Segundo Reis, muitas demonstram, durante as conversas, que sofrem desde a infância com conflitos de identidade de gênero e grande parte conta que morou pelas calçadas de São Paulo ou em abrigos masculinos, já que os femininos não as aceitam. “Elas trazem para cá a dor do preconceito e da rejeição. Fora isso, as dificuldades nas ruas são grandes: não têm acesso à alimentação, banho e outras questões de higiene”, afirma. A fim de transformar a negligência em perspectiva de vida, o projeto oferece refeições, rodas de conversa, oficinas, palestras, festas, filmes, passeios e um acompanhamento socioeducativo e psicológico diferenciado, de acordo com a necessidade de cada uma. Além disso, conta com empresas parceiras para inseri-las no mundo corporativo. “Nosso trabalho é dar para essas mulheres absoluta autogestão da vida. Queremos que todas tenham condições de conquistar autonomia financeira e estabilidade afetiva, pois as relações de muitas delas com os companheiros são dolorosas”, explica Gilson Reis. O objetivo do gestor se baseia em números e já traz efeitos para a sociedade. A Casa Florescer I, inaugurada em 2015 no Bom Retiro, centro de São Paulo, recebeu até hoje 322 mulheres, das quais 88 conseguiram vagas no mercado de trabalho, cerca de 160 voltaram a estudar e todas aderiram a tratamentos de saúde.

VEJA TAMBÉM: Conheça as instalações da Casa Florescer II

De acordo com a secretária municipal de Assistência e Desenvolvimento Social (Smads), Berenice Giannella, a pasta já discutia a criação de uma segunda unidade do centro de acolhida desde o começo deste ano para suprir a alta demanda da primeira, uma vez que a procura pelo projeto é alta desde sua criação. Berenice destaca ainda que existe a possibilidade de abrir uma terceira Casa Florescer mais para frente, a depender dos resultados do Censo de População de Rua de 2020, que terá taxas de vulnerabilidade das transexuais e travestis na cidade. “Se houver necessidade, vamos atrás de recursos ano que vem.”

Investindo em sonhos

As duas casas custam R$ 123,4 mil por mês ao município. O dinheiro é repassado para a Coordenação Regional das Obras de Promoção Humana (CROPH), uma Organização da Sociedade Civil (OSC) responsável pela gestão dos lares. A verba é usada para a manutenção do espaço, pagamento dos funcionários e gastos mensais, como cursos e contas de água e luz. O investimento mudou completamente a vida de Duda Valentina, de 41 anos. A transexual saiu da prisão no fim de 2017, após ter sido presa por tráfico de drogas em 2013, e tentou recomeçar a vida ao lado do então marido num albergue de Sorocaba, interior de São Paulo. Quando as pernoites do abrigo venceram, o casal voltou para a rua e foi apedrejado por transfóbicos. Em outubro de 2018, a mulher largou o rapaz e veio para a Casa Florescer, com o objetivo de encontrar um emprego e se manter longe da prostituição e das drogas. Um ano depois, Duda conquistou seu espaço na sociedade com a ajuda da equipe do projeto. É líder de equipe numa empresa do centro de São Paulo, mora de aluguel e está fazendo um curso de auxiliar de enfermagem.  Além disso, ela está reatando aos poucos seus vínculos com familiares, após receber o suporte psicológico do projeto.

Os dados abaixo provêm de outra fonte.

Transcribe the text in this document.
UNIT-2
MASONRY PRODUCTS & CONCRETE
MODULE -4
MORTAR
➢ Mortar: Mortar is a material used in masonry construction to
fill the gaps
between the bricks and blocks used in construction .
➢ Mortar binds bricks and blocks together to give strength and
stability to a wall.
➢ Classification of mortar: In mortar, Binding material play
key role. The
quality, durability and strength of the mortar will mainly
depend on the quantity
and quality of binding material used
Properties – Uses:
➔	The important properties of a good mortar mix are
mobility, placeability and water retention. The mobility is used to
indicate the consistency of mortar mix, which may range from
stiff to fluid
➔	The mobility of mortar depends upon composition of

Duda Valentina se maquiando. Foto: Caio Nascimento / Estadão
Além de emprego, moradia e estudos, Duda Valentina conquistou sua identidade feminina. RG da mulher não consta mais seu nome e foto masculinos do passado. Foto: Caio Nascimento / Estadão
Duda Valentina na Casa Florescer I. Foto: Caio Nascimento / Estadão

Margot Ventura é outra mulher trans que há um ano tentava reorganizar a vida por meio da Florescer. A jovem, de 24 anos, foi expulsa da casa de seus pais adotivos em outubro de 2018 devido à sua transexualidade e, apesar de ter sido escolhida num orfanato aos dois anos de idade, alega que nunca soube o que é receber amor. Na Casa Florescer, Margot ganhou estímulo para concluir o ensino médio, no final do ano passado, sonha em estudar antropologia e hoje faz um curso profissionalizante de customização de roupas.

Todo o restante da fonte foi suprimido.